From mboxrd@z Thu Jan  1 00:00:00 1970
From: Neal Cardwell <ncardwell@google.com>
Subject: Re: limited network bandwidth with 3.2.x kernels
Date: Wed, 22 Feb 2012 00:51:39 -0500
Message-ID: <20120222055139.GB8026@google.com>
References: <1329849683.18384.41.camel@edumazet-laptop>
Mime-Version: 1.0
Content-Type: text/plain; charset=us-ascii
Cc: Eric Dumazet <eric.dumazet@gmail.com>,
	David Miller <davem@davemloft.net>
To: netdev@vger.kernel.org
Return-path: <netdev-owner@vger.kernel.org>
Received: from mail-ey0-f202.google.com ([209.85.215.202]:61964 "EHLO
	mail-ey0-f202.google.com" rhost-flags-OK-OK-OK-OK) by vger.kernel.org
	with ESMTP id S1750815Ab2BVF46 (ORCPT
	<rfc822;netdev@vger.kernel.org>); Wed, 22 Feb 2012 00:56:58 -0500
Received: by eaaf13 with SMTP id f13so236267eaa.1
        for <netdev@vger.kernel.org>; Tue, 21 Feb 2012 21:56:56 -0800 (PST)
Content-Disposition: inline
In-Reply-To: <1329849683.18384.41.camel@edumazet-laptop>
Sender: netdev-owner@vger.kernel.org
List-ID: <netdev.vger.kernel.org>


A few thoughts:

(1) Currently __tcp_grow_window has a very large negative impact due
    to quantization. AFAICT from inspecting the code, the rcv_ssthresh
    converges to the following output values given the following input
    skb->truesize/skb->len input values:

truesize/len   rcv_ssthresh
------------   -------------
<= 4/3         3/4 * tcp_space()
<= 8/3         3/8 * sysctl_tcp_rmem[2]
<= 16/3        3/16 * sysctl_tcp_rmem[2]
<= 32/3        3/32 * sysctl_tcp_rmem[2]
...

  As a sanity-check of this table, note that in the report above where
  we got tcpdump traces for the beginning and end of the connection,
  the receive window converged to 338832, which was 2208 bytes above
  (3/8)*sysctl_tcp_rmem[2] for his configuration of sysctl_tcp_rmem[2]
  = 897664.

  It would be nice to get rid of this huge jump between truesize of
  4/3*skb->len and 8/3*skb->len. Ideally we could make this
  continuous?

(2) I don't think we want to scale the increment using truesize, but
    rather calculate a cap using the truesize/skb->len ratio.

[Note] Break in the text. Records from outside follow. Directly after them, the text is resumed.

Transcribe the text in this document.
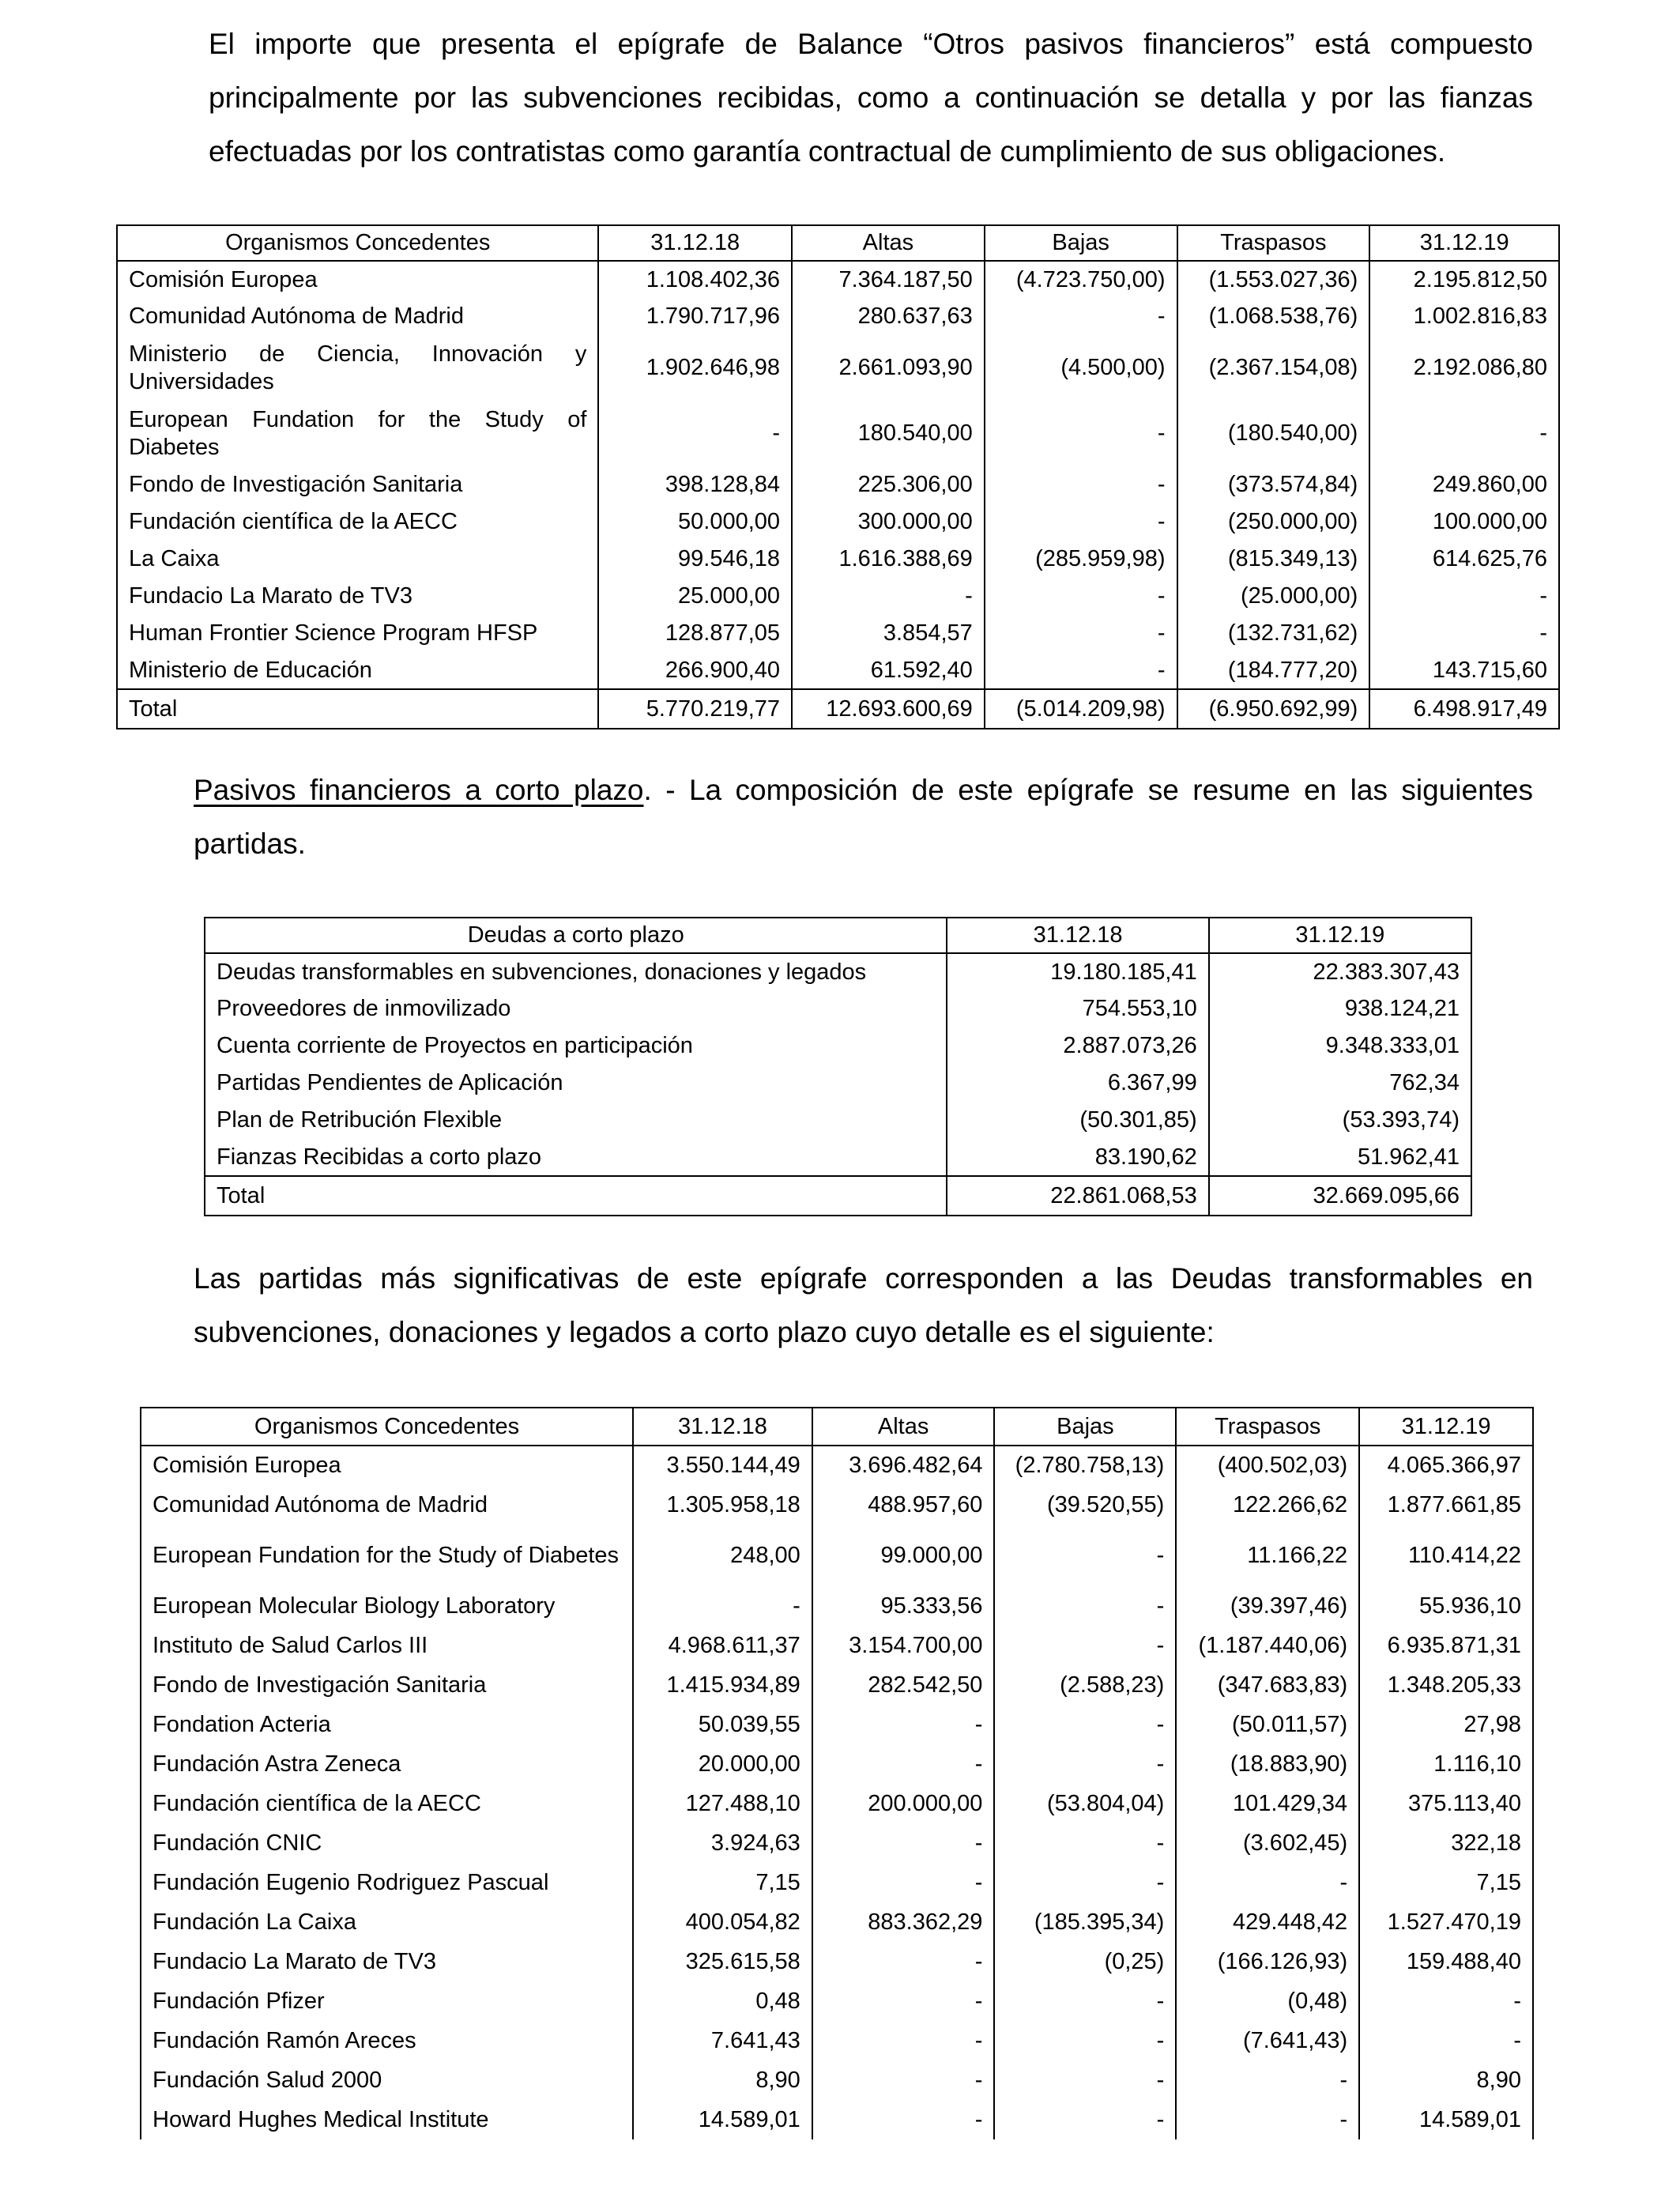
El importe que presenta el epígrafe de Balance “Otros pasivos financieros” está compuesto principalmente por las subvenciones recibidas, como a continuación se detalla y por las fianzas efectuadas por los contratistas como garantía contractual de cumplimiento de sus obligaciones.
Organismos Concedentes	31.12.18	Altas	Bajas	Traspasos	31.12.19
Comisión Europea	1.108.402,36	7.364.187,50	(4.723.750,00)	(1.553.027,36)	2.195.812,50
Comunidad Autónoma de Madrid	1.790.717,96	280.637,63	-	(1.068.538,76)	1.002.816,83
Ministerio de Ciencia, Innovación y Universidades	1.902.646,98	2.661.093,90	(4.500,00)	(2.367.154,08)	2.192.086,80
European Fundation for the Study of Diabetes	-	180.540,00	-	(180.540,00)	-
Fondo de Investigación Sanitaria	398.128,84	225.306,00	-	(373.574,84)	249.860,00
Fundación científica de la AECC	50.000,00	300.000,00	-	(250.000,00)	100.000,00
La Caixa	99.546,18	1.616.388,69	(285.959,98)	(815.349,13)	614.625,76
Fundacio La Marato de TV3	25.000,00	-	-	(25.000,00)	-
Human Frontier Science Program HFSP	128.877,05	3.854,57	-	(132.731,62)	-
Ministerio de Educación	266.900,40	61.592,40	-	(184.777,20)	143.715,60
Total	5.770.219,77	12.693.600,69	(5.014.209,98)	(6.950.692,99)	6.498.917,49
Pasivos financieros a corto plazo. - La composición de este epígrafe se resume en las siguientes partidas.
Deudas a corto plazo	31.12.18	31.12.19
Deudas transformables en subvenciones, donaciones y legados	19.180.185,41	22.383.307,43
Proveedores de inmovilizado	754.553,10	938.124,21
Cuenta corriente de Proyectos en participación	2.887.073,26	9.348.333,01
Partidas Pendientes de Aplicación	6.367,99	762,34
Plan de Retribución Flexible	(50.301,85)	(53.393,74)
Fianzas Recibidas a corto plazo	83.190,62	51.962,41
Total	22.861.068,53	32.669.095,66
Las partidas más significativas de este epígrafe corresponden a las Deudas transformables en subvenciones, donaciones y legados a corto plazo cuyo detalle es el siguiente:
Organismos Concedentes	31.12.18	Altas	Bajas	Traspasos	31.12.19
Comisión Europea	3.550.144,49	3.696.482,64	(2.780.758,13)	(400.502,03)	4.065.366,97
Comunidad Autónoma de Madrid	1.305.958,18	488.957,60	(39.520,55)	122.266,62	1.877.661,85
European Fundation for the Study of Diabetes	248,00	99.000,00	-	11.166,22	110.414,22
European Molecular Biology Laboratory	-	95.333,56	-	(39.397,46)	55.936,10
Instituto de Salud Carlos III	4.968.611,37	3.154.700,00	-	(1.187.440,06)	6.935.871,31
Fondo de Investigación Sanitaria	1.415.934,89	282.542,50	(2.588,23)	(347.683,83)	1.348.205,33
Fondation Acteria	50.039,55	-	-	(50.011,57)	27,98
Fundación Astra Zeneca	20.000,00	-	-	(18.883,90)	1.116,10
Fundación científica de la AECC	127.488,10	200.000,00	(53.804,04)	101.429,34	375.113,40
Fundación CNIC	3.924,63	-	-	(3.602,45)	322,18
Fundación Eugenio Rodriguez Pascual	7,15	-	-	-	7,15
Fundación La Caixa	400.054,82	883.362,29	(185.395,34)	429.448,42	1.527.470,19
Fundacio La Marato de TV3	325.615,58	-	(0,25)	(166.126,93)	159.488,40
Fundación Pfizer	0,48	-	-	(0,48)	-
Fundación Ramón Areces	7.641,43	-	-	(7.641,43)	-
Fundación Salud 2000	8,90	-	-	-	8,90
Howard Hughes Medical Institute	14.589,01	-	-	-	14.589,01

(3) We should use this cap to also cap the post-incremented value of
    rcv_ssthresh, so the increment itself does not take us over the
    target. (Again, note the example where the receive window ended up
    about 2MSS above the target.)

(4) We should only request an ACK now if the rcv_ssthresh actually
    increases.

With this in mind, this is the flavor of approach that occurs to me
(compiles, but not tested):

diff --git a/net/ipv4/tcp_input.c b/net/ipv4/tcp_input.c
index 53c8ce4..ddecfdb 100644
--- a/net/ipv4/tcp_input.c
+++ b/net/ipv4/tcp_input.c
@@ -296,22 +296,14 @@ static void tcp_fixup_sndbuf(struct sock *sk)
  * in common situations. Otherwise, we have to rely on queue collapsing.
  */
 
-/* Slow part of check#2. */
-static int __tcp_grow_window(const struct sock *sk, const struct sk_buff *skb)
+/* Slow part of check#2. Estimate a budget for how many bytes of
+ * receive window we can afford to advertise at the current ratio of
+ * skb->len to skb->truesize.
+ */
+static u32 tcp_rcv_ssthresh_budget(const struct sk_buff *skb)
 {
-	struct tcp_sock *tp = tcp_sk(sk);
-	/* Optimize this! */
-	int truesize = tcp_win_from_space(skb->truesize) >> 1;
-	int window = tcp_win_from_space(sysctl_tcp_rmem[2]) >> 1;
-
-	while (tp->rcv_ssthresh <= window) {
-		if (truesize <= skb->len)
-			return 2 * inet_csk(sk)->icsk_ack.rcv_mss;
-
-		truesize >>= 1;
-		window >>= 1;
-	}
-	return 0;
+	u32 skb_budget = sysctl_tcp_rmem[2] / skb->truesize;
+	return (u32) (skb->len * skb_budget);
 }
 
 static void tcp_grow_window(struct sock *sk, const struct sk_buff *skb)
@@ -322,20 +314,25 @@ static void tcp_grow_window(struct sock *sk, const struct sk_buff *skb)
 	if (tp->rcv_ssthresh < tp->window_clamp &&
 	    (int)tp->rcv_ssthresh < tcp_space(sk) &&
 	    !sk_under_memory_pressure(sk)) {
-		int incr;
-
 		/* Check #2. Increase window, if skb with such overhead
 		 * will fit to rcvbuf in future.
 		 */
-		if (tcp_win_from_space(skb->truesize) <= skb->len)
-			incr = 2 * tp->advmss;
-		else
-			incr = __tcp_grow_window(sk, skb);
+		u32 rcv_ssthresh_budget = tcp_rcv_ssthresh_budget(skb);
+		if (tp->rcv_ssthresh < rcv_ssthresh_budget) {
+			/* With GRO or LRO we may receive an skb of
+			 * many MSS. To enable the sender's cwnd to
+			 * grow at a healthy pace in slow start we
+			 * must open the receive window proportionally
+			 * to skb size.
+			 */
+			u32 incr = skb->len;
 
-		if (incr) {
-			tp->rcv_ssthresh = min(tp->rcv_ssthresh + incr,
-					       tp->window_clamp);
-			inet_csk(sk)->icsk_ack.quick |= 1;
+			u32 rcv_ssthresh_cap = min(rcv_ssthresh_budget, tp->window_clamp);
+			u32 rcv_ssthresh_now = min(tp->rcv_ssthresh + incr, rcv_ssthresh_cap);
+			if (tp->rcv_ssthresh != rcv_ssthresh_now) {
+				tp->rcv_ssthresh = rcv_ssthresh_now;
+				inet_csk(sk)->icsk_ack.quick |= 1;
+			}
 		}
 	}
 }

neal